In [None]:
import csv,os,glob
output_dir = 'batch20/output_subset/'
aligned_csv = 'pp_aligned.csv'
align_file = os.path.join(output_dir,aligned_csv)

# make a list of the original files -- these should be without any extension
original_files = ['Urine_StrokeDrugs_105_T10_POS','Urine_StrokeDrugs_18_T10_POS','Urine_StrokeDrugs_58_T10_POS']

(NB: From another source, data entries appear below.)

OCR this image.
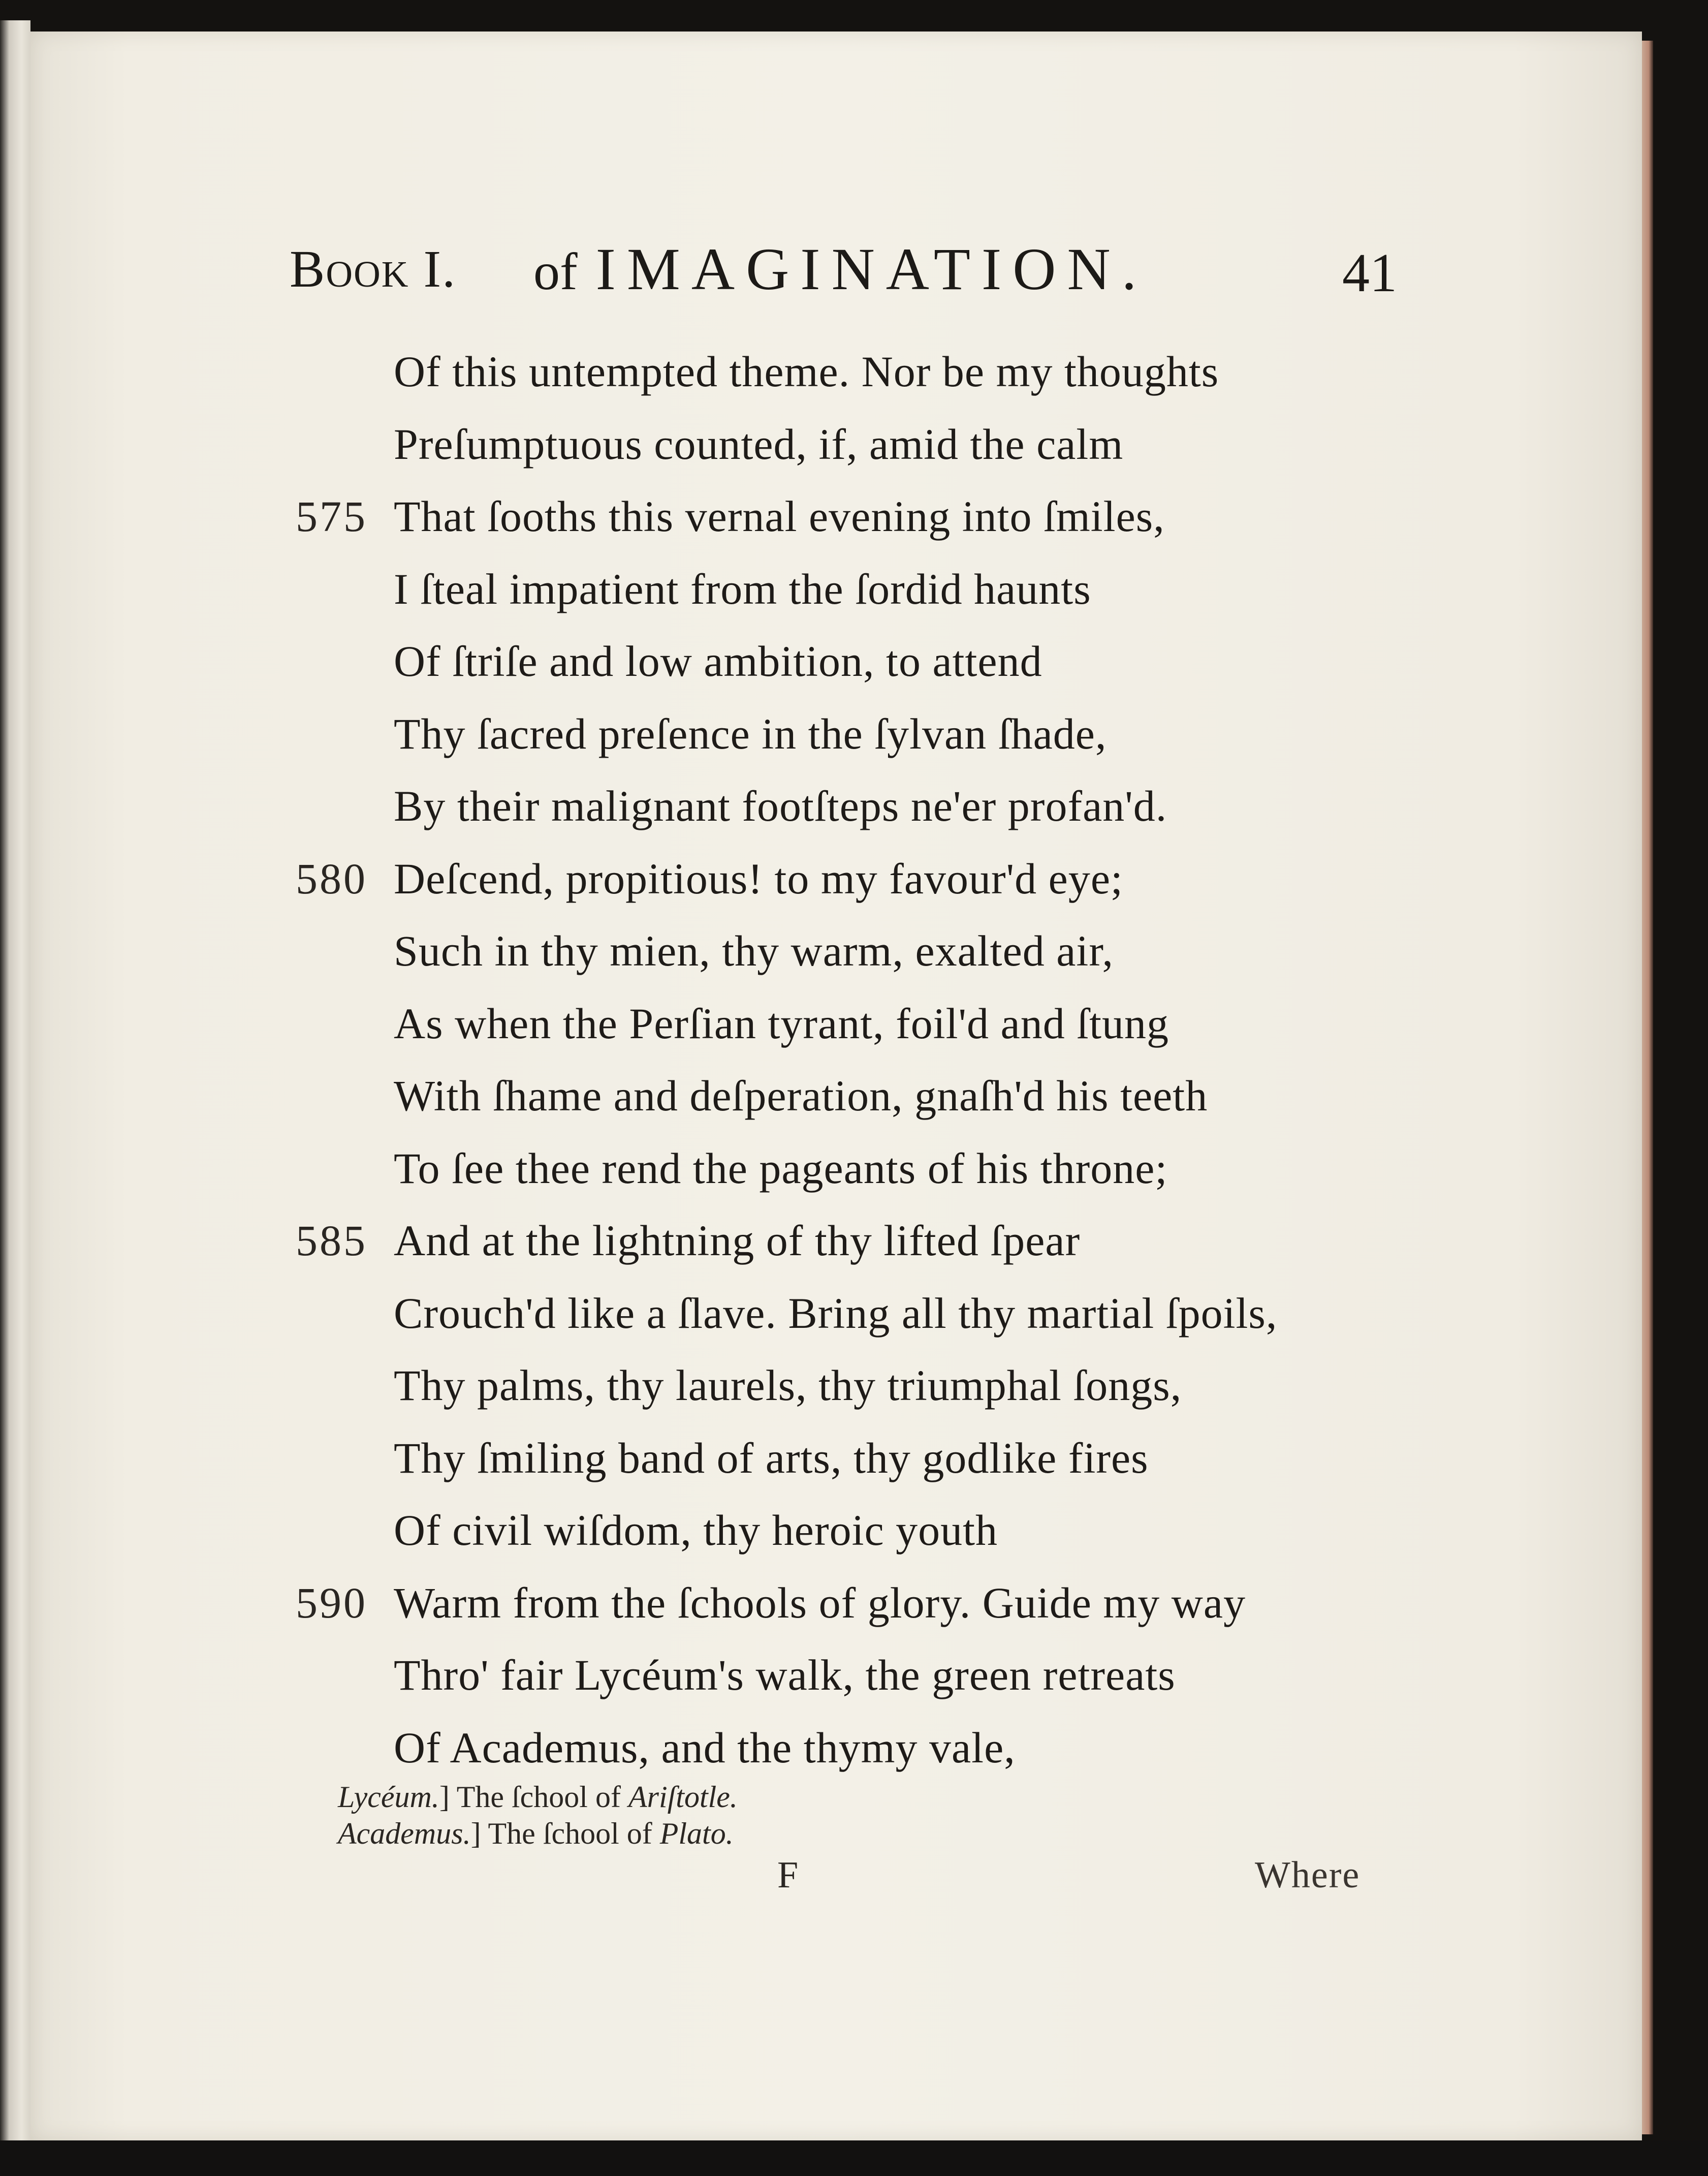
Book I. of IMAGINATION.	41
Of this untempted theme. Nor be my thoughts
Preſumptuous counted, if, amid the calm
575 That ſooths this vernal evening into ſmiles,
I ſteal impatient from the ſordid haunts
Of ſtriſe and low ambition, to attend
Thy ſacred preſence in the ſylvan ſhade,
By their malignant footſteps ne'er profan'd.
580 Deſcend, propitious! to my favour'd eye;
Such in thy mien, thy warm, exalted air,
As when the Perſian tyrant, foil'd and ſtung
With ſhame and deſperation, gnaſh'd his teeth
To ſee thee rend the pageants of his throne;
585 And at the lightning of thy lifted ſpear
Crouch'd like a ſlave. Bring all thy martial ſpoils,
Thy palms, thy laurels, thy triumphal ſongs,
Thy ſmiling band of arts, thy godlike fires
Of civil wiſdom, thy heroic youth
590 Warm from the ſchools of glory. Guide my way
Thro' fair Lycéum's walk, the green retreats
Of Academus, and the thymy vale,
Lycéum.] The ſchool of Ariſtotle.
Academus.] The ſchool of Plato.
F	Where
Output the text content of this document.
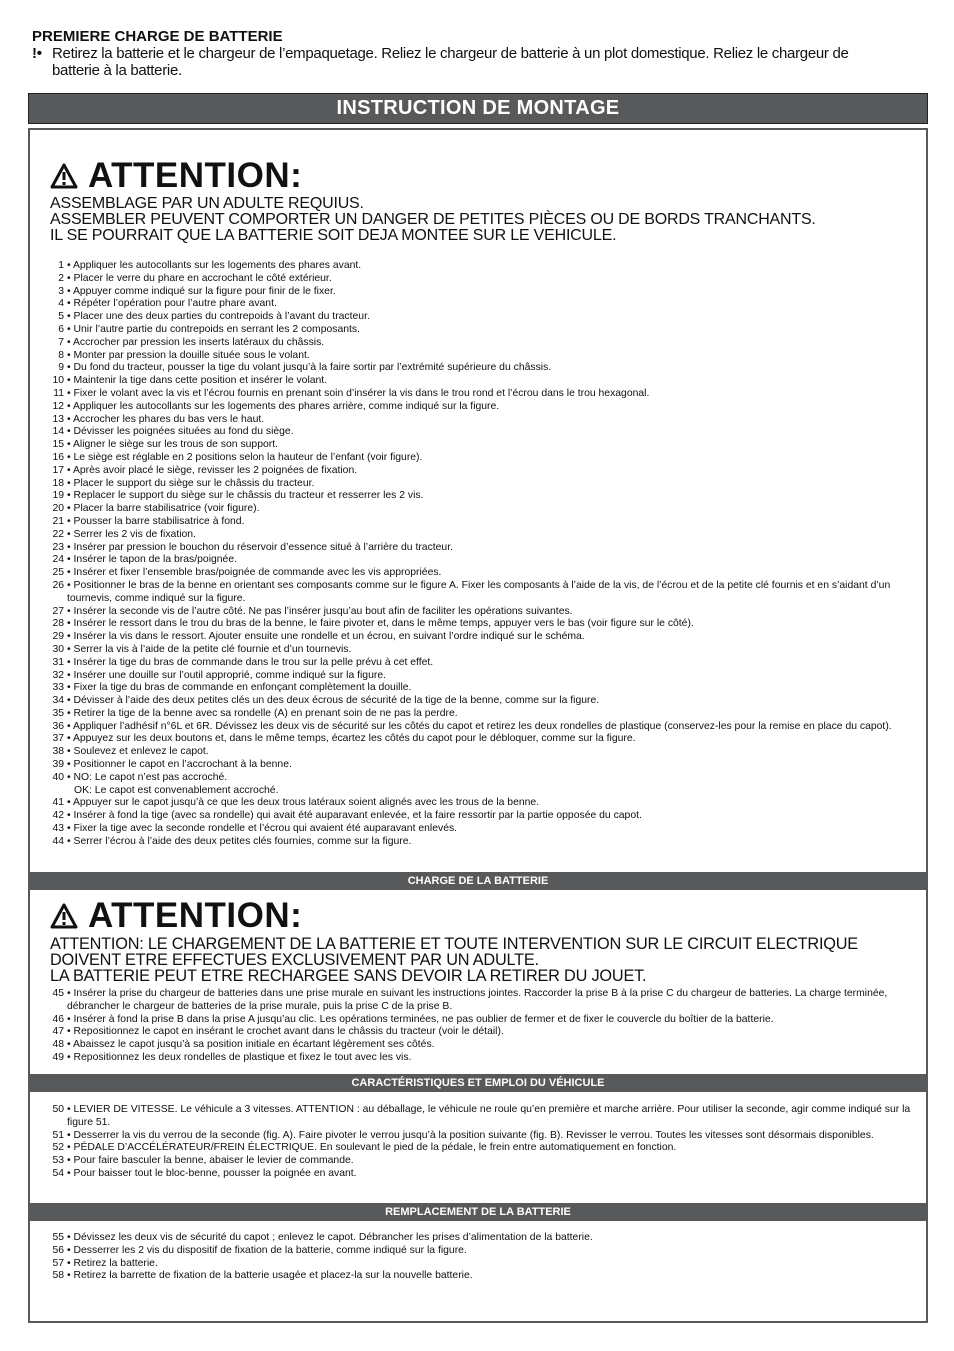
PREMIERE CHARGE DE BATTERIE
!• Retirez la batterie et le chargeur de l’empaquetage. Reliez le chargeur de batterie à un plot domestique. Reliez le chargeur de
batterie à la batterie.
INSTRUCTION DE MONTAGE
ATTENTION:
ASSEMBLAGE PAR UN ADULTE REQUIUS.
ASSEMBLER PEUVENT COMPORTER UN DANGER DE PETITES PIÈCES OU DE BORDS TRANCHANTS.
IL SE POURRAIT QUE LA BATTERIE SOIT DEJA MONTEE SUR LE VEHICULE.
1 • Appliquer les autocollants sur les logements des phares avant.
2 • Placer le verre du phare en accrochant le côté extérieur.
3 • Appuyer comme indiqué sur la figure pour finir de le fixer.
4 • Répéter l’opération pour l’autre phare avant.
5 • Placer une des deux parties du contrepoids à l’avant du tracteur.
6 • Unir l’autre partie du contrepoids en serrant les 2 composants.
7 • Accrocher par pression les inserts latéraux du châssis.
8 • Monter par pression la douille située sous le volant.
9 • Du fond du tracteur, pousser la tige du volant jusqu’à la faire sortir par l’extrémité supérieure du châssis.
10 • Maintenir la tige dans cette position et insérer le volant.
11 • Fixer le volant avec la vis et l’écrou fournis en prenant soin d’insérer la vis dans le trou rond et l’écrou dans le trou hexagonal.
12 • Appliquer les autocollants sur les logements des phares arrière, comme indiqué sur la figure.
13 • Accrocher les phares du bas vers le haut.
14 • Dévisser les poignées situées au fond du siège.
15 • Aligner le siège sur les trous de son support.
16 • Le siège est réglable en 2 positions selon la hauteur de l’enfant (voir figure).
17 • Après avoir placé le siège, revisser les 2 poignées de fixation.
18 • Placer le support du siège sur le châssis du tracteur.
19 • Replacer le support du siège sur le châssis du tracteur et resserrer les 2 vis.
20 • Placer la barre stabilisatrice (voir figure).
21 • Pousser la barre stabilisatrice à fond.
22 • Serrer les 2 vis de fixation.
23 • Insérer par pression le bouchon du réservoir d’essence situé à l’arrière du tracteur.
24 • Insérer le tapon de la bras/poignée.
25 • Insérer et fixer l’ensemble bras/poignée de commande avec les vis appropriées.
26 • Positionner le bras de la benne en orientant ses composants comme sur le figure A. Fixer les composants à l’aide de la vis, de l’écrou et de la petite clé fournis et en s’aidant d’un tournevis, comme indiqué sur la figure.
27 • Insérer la seconde vis de l’autre côté. Ne pas l’insérer jusqu’au bout afin de faciliter les opérations suivantes.
28 • Insérer le ressort dans le trou du bras de la benne, le faire pivoter et, dans le même temps, appuyer vers le bas (voir figure sur le côté).
29 • Insérer la vis dans le ressort. Ajouter ensuite une rondelle et un écrou, en suivant l’ordre indiqué sur le schéma.
30 • Serrer la vis à l’aide de la petite clé fournie et d’un tournevis.
31 • Insérer la tige du bras de commande dans le trou sur la pelle prévu à cet effet.
32 • Insérer une douille sur l’outil approprié, comme indiqué sur la figure.
33 • Fixer la tige du bras de commande en enfonçant complètement la douille.
34 • Dévisser à l’aide des deux petites clés un des deux écrous de sécurité de la tige de la benne, comme sur la figure.
35 • Retirer la tige de la benne avec sa rondelle (A) en prenant soin de ne pas la perdre.
36 • Appliquer l’adhésif n°6L et 6R. Dévissez les deux vis de sécurité sur les côtés du capot et retirez les deux rondelles de plastique (conservez-les pour la remise en place du capot).
37 • Appuyez sur les deux boutons et, dans le même temps, écartez les côtés du capot pour le débloquer, comme sur la figure.
38 • Soulevez et enlevez le capot.
39 • Positionner le capot en l’accrochant à la benne.
40 • NO: Le capot n’est pas accroché.
OK: Le capot est convenablement accroché.
41 • Appuyer sur le capot jusqu’à ce que les deux trous latéraux soient alignés avec les trous de la benne.
42 • Insérer à fond la tige (avec sa rondelle) qui avait été auparavant enlevée, et la faire ressortir par la partie opposée du capot.
43 • Fixer la tige avec la seconde rondelle et l’écrou qui avaient été auparavant enlevés.
44 • Serrer l’écrou à l’aide des deux petites clés fournies, comme sur la figure.
CHARGE DE LA BATTERIE
ATTENTION:
ATTENTION: LE CHARGEMENT DE LA BATTERIE ET TOUTE INTERVENTION SUR LE CIRCUIT ELECTRIQUE
DOIVENT ETRE EFFECTUES EXCLUSIVEMENT PAR UN ADULTE.
LA BATTERIE PEUT ETRE RECHARGEE SANS DEVOIR LA RETIRER DU JOUET.
45 • Insérer la prise du chargeur de batteries dans une prise murale en suivant les instructions jointes. Raccorder la prise B à la prise C du chargeur de batteries. La charge terminée, débrancher le chargeur de batteries de la prise murale, puis la prise C de la prise B.
46 • Insérer à fond la prise B dans la prise A jusqu’au clic. Les opérations terminées, ne pas oublier de fermer et de fixer le couvercle du boîtier de la batterie.
47 • Repositionnez le capot en insérant le crochet avant dans le châssis du tracteur (voir le détail).
48 • Abaissez le capot jusqu’à sa position initiale en écartant légèrement ses côtés.
49 • Repositionnez les deux rondelles de plastique et fixez le tout avec les vis.
CARACTÉRISTIQUES ET EMPLOI DU VÉHICULE
50 • LEVIER DE VITESSE. Le véhicule a 3 vitesses. ATTENTION : au déballage, le véhicule ne roule qu’en première et marche arrière. Pour utiliser la seconde, agir comme indiqué sur la figure 51.
51 • Desserrer la vis du verrou de la seconde (fig. A). Faire pivoter le verrou jusqu’à la position suivante (fig. B). Revisser le verrou. Toutes les vitesses sont désormais disponibles.
52 • PÉDALE D’ACCÉLÉRATEUR/FREIN ÉLECTRIQUE. En soulevant le pied de la pédale, le frein entre automatiquement en fonction.
53 • Pour faire basculer la benne, abaiser le levier de commande.
54 • Pour baisser tout le bloc-benne, pousser la poignée en avant.
REMPLACEMENT DE LA BATTERIE
55 • Dévissez les deux vis de sécurité du capot ; enlevez le capot. Débrancher les prises d’alimentation de la batterie.
56 • Desserrer les 2 vis du dispositif de fixation de la batterie, comme indiqué sur la figure.
57 • Retirez la batterie.
58 • Retirez la barrette de fixation de la batterie usagée et placez-la sur la nouvelle batterie.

original_files = glob.glob(os.path.join(output_dir,'*.mgf'))
original_files = [o.split(os.sep)[-1].split('.')[0] for o in original_files]
print(original_files)

original_csvs = [os.path.join(output_dir,original_file + '_quant.csv') for original_file in original_files]
aligned_peaks = []
f_idx_dict =  {}

Load the aligned peaks

In [None]:
with open(align_file,'r') as f:
    reader = csv.reader(f)
    heads = next(reader)
    file_bits = heads[3:]
    for o in original_files:
        temp = [1 if f.startswith(o) else 0 for f in file_bits]
        f_idx_dict[o] = temp.index(1)
    for line in reader:
        align_id = int(line[0])
        align_mz = float(line[1])
        align_rt = float(line[2])
        intensities = tuple([float(a) for a in line[3:-1]])
        aligned_peaks.append((align_id,align_mz,align_rt,intensities))


In [None]:
intensities = np.array([list(a[3]) for a in aligned_peaks])
import pylab as plt
%matplotlib inline
plt.figure(figsize=(10,10))
plt.imshow(np.log(intensities+1),aspect='auto')
plt.colorbar()

In [None]:
trunc_intensities = intensities * (intensities > 5e5)
plt.figure(figsize=(10,10))
plt.imshow(np.log(trunc_intensities+1),aspect='auto')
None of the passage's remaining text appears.